You can concatenate rows into single string using COALESCE method. This COALESCE method can be used in SQL Server version 2008 and higher. All you have to do is, declare a varchar variable and inside the coalesce, concat the variable with comma and the column, then assign the COALESCE to the variable.
The crosstab function produces one output row for each consecutive group of input rows with the same row_name value. The output row_name column, plus any “extra” columns, are copied from the first row of the group. The output value columns are filled with the value fields from rows having matching category values.
PostgreSQL allows you to directly concatenate strings, columns and int values using || operator. Here is the SQL query to concatenate columns first_name and last_name using || operator. You can even concatenate string with int using || operator.

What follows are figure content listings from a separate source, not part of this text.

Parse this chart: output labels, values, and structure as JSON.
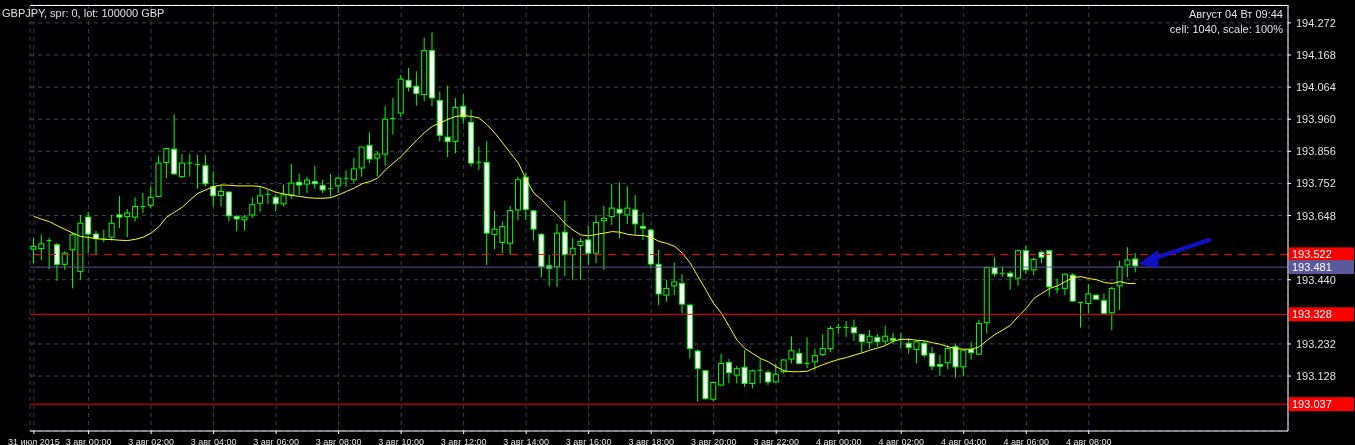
{
  "chart_data": {
    "type": "candlestick",
    "title": "GBPJPY, spr: 0, lot: 100000 GBP",
    "annotations": [
      "Август 04 Вт 09:44",
      "cell: 1040, scale: 100%"
    ],
    "categories": [
      "31 июл 2015",
      null,
      null,
      null,
      null,
      null,
      null,
      "3 авг 00:00",
      null,
      null,
      null,
      null,
      null,
      null,
      null,
      "3 авг 02:00",
      null,
      null,
      null,
      null,
      null,
      null,
      null,
      "3 авг 04:00",
      null,
      null,
      null,
      null,
      null,
      null,
      null,
      "3 авг 06:00",
      null,
      null,
      null,
      null,
      null,
      null,
      null,
      "3 авг 08:00",
      null,
      null,
      null,
      null,
      null,
      null,
      null,
      "3 авг 10:00",
      null,
      null,
      null,
      null,
      null,
      null,
      null,
      "3 авг 12:00",
      null,
      null,
      null,
      null,
      null,
      null,
      null,
      "3 авг 14:00",
      null,
      null,
      null,
      null,
      null,
      null,
      null,
      "3 авг 16:00",
      null,
      null,
      null,
      null,
      null,
      null,
      null,
      "3 авг 18:00",
      null,
      null,
      null,
      null,
      null,
      null,
      null,
      "3 авг 20:00",
      null,
      null,
      null,
      null,
      null,
      null,
      null,
      "3 авг 22:00",
      null,
      null,
      null,
      null,
      null,
      null,
      null,
      "4 авг 00:00",
      null,
      null,
      null,
      null,
      null,
      null,
      null,
      "4 авг 02:00",
      null,
      null,
      null,
      null,
      null,
      null,
      null,
      "4 авг 04:00",
      null,
      null,
      null,
      null,
      null,
      null,
      null,
      "4 авг 06:00",
      null,
      null,
      null,
      null,
      null,
      null,
      null,
      "4 авг 08:00",
      null,
      null,
      null,
      null,
      null,
      null
    ],
    "ohlc": [
      [
        193.539,
        193.575,
        193.494,
        193.548
      ],
      [
        193.541,
        193.586,
        193.504,
        193.556
      ],
      [
        193.567,
        193.575,
        193.474,
        193.567
      ],
      [
        193.553,
        193.559,
        193.437,
        193.49
      ],
      [
        193.49,
        193.532,
        193.472,
        193.526
      ],
      [
        193.537,
        193.591,
        193.412,
        193.586
      ],
      [
        193.467,
        193.65,
        193.44,
        193.623
      ],
      [
        193.643,
        193.66,
        193.526,
        193.588
      ],
      [
        193.588,
        193.598,
        193.521,
        193.573
      ],
      [
        193.572,
        193.602,
        193.562,
        193.572
      ],
      [
        193.578,
        193.65,
        193.567,
        193.623
      ],
      [
        193.65,
        193.712,
        193.607,
        193.643
      ],
      [
        193.645,
        193.669,
        193.578,
        193.656
      ],
      [
        193.643,
        193.707,
        193.629,
        193.677
      ],
      [
        193.677,
        193.721,
        193.656,
        193.677
      ],
      [
        193.681,
        193.744,
        193.672,
        193.707
      ],
      [
        193.71,
        193.84,
        193.707,
        193.818
      ],
      [
        193.82,
        193.867,
        193.769,
        193.865
      ],
      [
        193.863,
        193.975,
        193.78,
        193.783
      ],
      [
        193.774,
        193.847,
        193.769,
        193.818
      ],
      [
        193.818,
        193.848,
        193.774,
        193.818
      ],
      [
        193.813,
        193.844,
        193.735,
        193.813
      ],
      [
        193.809,
        193.844,
        193.742,
        193.751
      ],
      [
        193.742,
        193.791,
        193.677,
        193.712
      ],
      [
        193.713,
        193.748,
        193.677,
        193.726
      ],
      [
        193.724,
        193.726,
        193.629,
        193.647
      ],
      [
        193.645,
        193.65,
        193.598,
        193.637
      ],
      [
        193.634,
        193.65,
        193.599,
        193.643
      ],
      [
        193.65,
        193.707,
        193.64,
        193.683
      ],
      [
        193.688,
        193.742,
        193.66,
        193.712
      ],
      [
        193.717,
        193.731,
        193.686,
        193.717
      ],
      [
        193.707,
        193.717,
        193.661,
        193.686
      ],
      [
        193.686,
        193.748,
        193.677,
        193.715
      ],
      [
        193.715,
        193.815,
        193.702,
        193.753
      ],
      [
        193.756,
        193.783,
        193.715,
        193.747
      ],
      [
        193.75,
        193.774,
        193.721,
        193.763
      ],
      [
        193.758,
        193.809,
        193.735,
        193.751
      ],
      [
        193.745,
        193.764,
        193.721,
        193.731
      ],
      [
        193.735,
        193.782,
        193.71,
        193.735
      ],
      [
        193.744,
        193.774,
        193.721,
        193.769
      ],
      [
        193.769,
        193.794,
        193.742,
        193.769
      ],
      [
        193.764,
        193.835,
        193.751,
        193.799
      ],
      [
        193.802,
        193.87,
        193.774,
        193.87
      ],
      [
        193.875,
        193.917,
        193.818,
        193.831
      ],
      [
        193.834,
        193.856,
        193.774,
        193.847
      ],
      [
        193.847,
        194.002,
        193.81,
        193.96
      ],
      [
        193.962,
        194.029,
        193.91,
        193.962
      ],
      [
        193.98,
        194.104,
        193.967,
        194.09
      ],
      [
        194.086,
        194.126,
        194.05,
        194.064
      ],
      [
        194.067,
        194.115,
        194.004,
        194.043
      ],
      [
        194.04,
        194.224,
        194.018,
        194.182
      ],
      [
        194.182,
        194.242,
        194.002,
        194.029
      ],
      [
        194.021,
        194.05,
        193.888,
        193.908
      ],
      [
        193.902,
        194.069,
        193.837,
        193.888
      ],
      [
        193.888,
        194.028,
        193.85,
        193.998
      ],
      [
        194.002,
        194.04,
        193.945,
        193.967
      ],
      [
        193.95,
        193.991,
        193.807,
        193.818
      ],
      [
        193.821,
        193.872,
        193.796,
        193.821
      ],
      [
        193.82,
        193.89,
        193.488,
        193.591
      ],
      [
        193.587,
        193.663,
        193.539,
        193.604
      ],
      [
        193.561,
        193.629,
        193.526,
        193.612
      ],
      [
        193.558,
        193.679,
        193.521,
        193.664
      ],
      [
        193.666,
        193.774,
        193.632,
        193.764
      ],
      [
        193.772,
        193.787,
        193.634,
        193.668
      ],
      [
        193.663,
        193.666,
        193.567,
        193.604
      ],
      [
        193.587,
        193.591,
        193.448,
        193.482
      ],
      [
        193.485,
        193.521,
        193.42,
        193.477
      ],
      [
        193.482,
        193.621,
        193.417,
        193.591
      ],
      [
        193.594,
        193.695,
        193.452,
        193.521
      ],
      [
        193.521,
        193.575,
        193.44,
        193.542
      ],
      [
        193.551,
        193.575,
        193.44,
        193.564
      ],
      [
        193.569,
        193.615,
        193.488,
        193.526
      ],
      [
        193.526,
        193.65,
        193.494,
        193.625
      ],
      [
        193.631,
        193.68,
        193.472,
        193.639
      ],
      [
        193.645,
        193.751,
        193.618,
        193.672
      ],
      [
        193.668,
        193.755,
        193.575,
        193.656
      ],
      [
        193.65,
        193.742,
        193.621,
        193.672
      ],
      [
        193.666,
        193.715,
        193.585,
        193.621
      ],
      [
        193.613,
        193.656,
        193.569,
        193.607
      ],
      [
        193.601,
        193.606,
        193.477,
        193.491
      ],
      [
        193.49,
        193.537,
        193.358,
        193.394
      ],
      [
        193.39,
        193.44,
        193.369,
        193.412
      ],
      [
        193.42,
        193.496,
        193.39,
        193.433
      ],
      [
        193.428,
        193.458,
        193.331,
        193.361
      ],
      [
        193.358,
        193.363,
        193.185,
        193.217
      ],
      [
        193.209,
        193.214,
        193.045,
        193.153
      ],
      [
        193.145,
        193.147,
        193.052,
        193.055
      ],
      [
        193.053,
        193.109,
        193.045,
        193.107
      ],
      [
        193.099,
        193.199,
        193.096,
        193.169
      ],
      [
        193.172,
        193.183,
        193.104,
        193.139
      ],
      [
        193.131,
        193.161,
        193.104,
        193.152
      ],
      [
        193.156,
        193.212,
        193.093,
        193.104
      ],
      [
        193.104,
        193.149,
        193.088,
        193.145
      ],
      [
        193.147,
        193.185,
        193.104,
        193.147
      ],
      [
        193.14,
        193.147,
        193.099,
        193.109
      ],
      [
        193.109,
        193.169,
        193.107,
        193.134
      ],
      [
        193.142,
        193.183,
        193.136,
        193.18
      ],
      [
        193.183,
        193.257,
        193.169,
        193.21
      ],
      [
        193.201,
        193.217,
        193.166,
        193.169
      ],
      [
        193.169,
        193.253,
        193.153,
        193.169
      ],
      [
        193.174,
        193.217,
        193.147,
        193.194
      ],
      [
        193.198,
        193.263,
        193.193,
        193.217
      ],
      [
        193.217,
        193.29,
        193.206,
        193.282
      ],
      [
        193.285,
        193.298,
        193.266,
        193.285
      ],
      [
        193.285,
        193.306,
        193.255,
        193.285
      ],
      [
        193.285,
        193.311,
        193.242,
        193.268
      ],
      [
        193.263,
        193.266,
        193.204,
        193.239
      ],
      [
        193.237,
        193.277,
        193.217,
        193.257
      ],
      [
        193.253,
        193.264,
        193.223,
        193.239
      ],
      [
        193.241,
        193.291,
        193.228,
        193.257
      ],
      [
        193.25,
        193.268,
        193.231,
        193.244
      ],
      [
        193.247,
        193.268,
        193.217,
        193.247
      ],
      [
        193.234,
        193.25,
        193.201,
        193.221
      ],
      [
        193.214,
        193.245,
        193.169,
        193.239
      ],
      [
        193.234,
        193.243,
        193.188,
        193.196
      ],
      [
        193.201,
        193.223,
        193.147,
        193.16
      ],
      [
        193.165,
        193.196,
        193.128,
        193.16
      ],
      [
        193.171,
        193.228,
        193.15,
        193.217
      ],
      [
        193.223,
        193.234,
        193.123,
        193.158
      ],
      [
        193.158,
        193.214,
        193.128,
        193.212
      ],
      [
        193.214,
        193.239,
        193.182,
        193.204
      ],
      [
        193.199,
        193.311,
        193.196,
        193.298
      ],
      [
        193.301,
        193.482,
        193.266,
        193.479
      ],
      [
        193.479,
        193.512,
        193.45,
        193.459
      ],
      [
        193.461,
        193.482,
        193.45,
        193.461
      ],
      [
        193.461,
        193.468,
        193.407,
        193.45
      ],
      [
        193.445,
        193.537,
        193.421,
        193.534
      ],
      [
        193.534,
        193.55,
        193.459,
        193.472
      ],
      [
        193.472,
        193.512,
        193.455,
        193.506
      ],
      [
        193.529,
        193.534,
        193.494,
        193.513
      ],
      [
        193.534,
        193.534,
        193.385,
        193.417
      ],
      [
        193.41,
        193.444,
        193.396,
        193.41
      ],
      [
        193.412,
        193.461,
        193.39,
        193.458
      ],
      [
        193.455,
        193.461,
        193.369,
        193.371
      ],
      [
        193.366,
        193.369,
        193.285,
        193.366
      ],
      [
        193.363,
        193.426,
        193.331,
        193.394
      ],
      [
        193.39,
        193.393,
        193.374,
        193.377
      ],
      [
        193.372,
        193.396,
        193.329,
        193.331
      ],
      [
        193.333,
        193.417,
        193.277,
        193.412
      ],
      [
        193.42,
        193.501,
        193.342,
        193.482
      ],
      [
        193.488,
        193.545,
        193.448,
        193.504
      ],
      [
        193.507,
        193.526,
        193.464,
        193.485
      ]
    ],
    "series": [
      {
        "type": "line",
        "color": "#ffff00",
        "values": [
          193.645,
          193.636,
          193.628,
          193.615,
          193.603,
          193.591,
          193.58,
          193.577,
          193.573,
          193.571,
          193.57,
          193.568,
          193.567,
          193.571,
          193.578,
          193.591,
          193.612,
          193.643,
          193.659,
          193.675,
          193.699,
          193.72,
          193.731,
          193.742,
          193.747,
          193.746,
          193.744,
          193.744,
          193.744,
          193.742,
          193.733,
          193.723,
          193.718,
          193.713,
          193.71,
          193.706,
          193.704,
          193.704,
          193.706,
          193.715,
          193.726,
          193.737,
          193.751,
          193.758,
          193.769,
          193.796,
          193.818,
          193.839,
          193.866,
          193.893,
          193.917,
          193.937,
          193.948,
          193.96,
          193.969,
          193.972,
          193.969,
          193.964,
          193.942,
          193.915,
          193.883,
          193.85,
          193.818,
          193.764,
          193.72,
          193.699,
          193.672,
          193.65,
          193.621,
          193.601,
          193.585,
          193.582,
          193.587,
          193.591,
          193.596,
          193.594,
          193.587,
          193.584,
          193.583,
          193.578,
          193.564,
          193.558,
          193.548,
          193.526,
          193.494,
          193.45,
          193.407,
          193.363,
          193.331,
          193.288,
          193.244,
          193.217,
          193.201,
          193.185,
          193.174,
          193.158,
          193.145,
          193.142,
          193.142,
          193.144,
          193.155,
          193.165,
          193.174,
          193.182,
          193.188,
          193.196,
          193.203,
          193.212,
          193.219,
          193.227,
          193.241,
          193.247,
          193.247,
          193.244,
          193.242,
          193.236,
          193.231,
          193.223,
          193.217,
          193.215,
          193.215,
          193.223,
          193.244,
          193.263,
          193.277,
          193.293,
          193.322,
          193.347,
          193.38,
          193.396,
          193.412,
          193.42,
          193.434,
          193.447,
          193.45,
          193.444,
          193.44,
          193.431,
          193.428,
          193.434,
          193.428,
          193.428
        ]
      }
    ],
    "ylim": [
      192.95,
      194.33
    ],
    "yticks": [
      {
        "value": 194.272,
        "label": "194.272"
      },
      {
        "value": 194.168,
        "label": "194.168"
      },
      {
        "value": 194.064,
        "label": "194.064"
      },
      {
        "value": 193.96,
        "label": "193.960"
      },
      {
        "value": 193.856,
        "label": "193.856"
      },
      {
        "value": 193.752,
        "label": "193.752"
      },
      {
        "value": 193.648,
        "label": "193.648"
      },
      {
        "value": 193.44,
        "label": "193.440"
      },
      {
        "value": 193.232,
        "label": "193.232"
      },
      {
        "value": 193.128,
        "label": "193.128"
      }
    ],
    "ref_lines": [
      {
        "axis": "y",
        "value": 193.522,
        "label": "193.522",
        "color": "#ff0000",
        "line_style": "dashed"
      },
      {
        "axis": "y",
        "value": 193.481,
        "label": "193.481",
        "color": "#5a5a9a",
        "line_style": "solid"
      },
      {
        "axis": "y",
        "value": 193.328,
        "label": "193.328",
        "color": "#ff0000",
        "line_style": "solid"
      },
      {
        "axis": "y",
        "value": 193.037,
        "label": "193.037",
        "color": "#ff0000",
        "line_style": "solid"
      }
    ],
    "grid": true
  }
}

I suggest the following approach:
SELECT client_id, array_agg(result) AS results
FROM labresults
GROUP BY client_id;
It's not exactly the same output format, but it will give you the same information much faster and cleaner.
If you want the results in separate columns, you can always do this:
SELECT client_id,
results[1] AS result1,
results[2] AS result2,
results[3] AS result3
FROM
(
SELECT client_id, array_agg(result) AS results
FROM labresults
GROUP BY client_id
) AS r
ORDER BY client_id;
although that will obviously introduce a hardcoded number of possible results.
If you love us? You can donate to us via Paypal or buy me a coffee so we can maintain and grow! Thank you!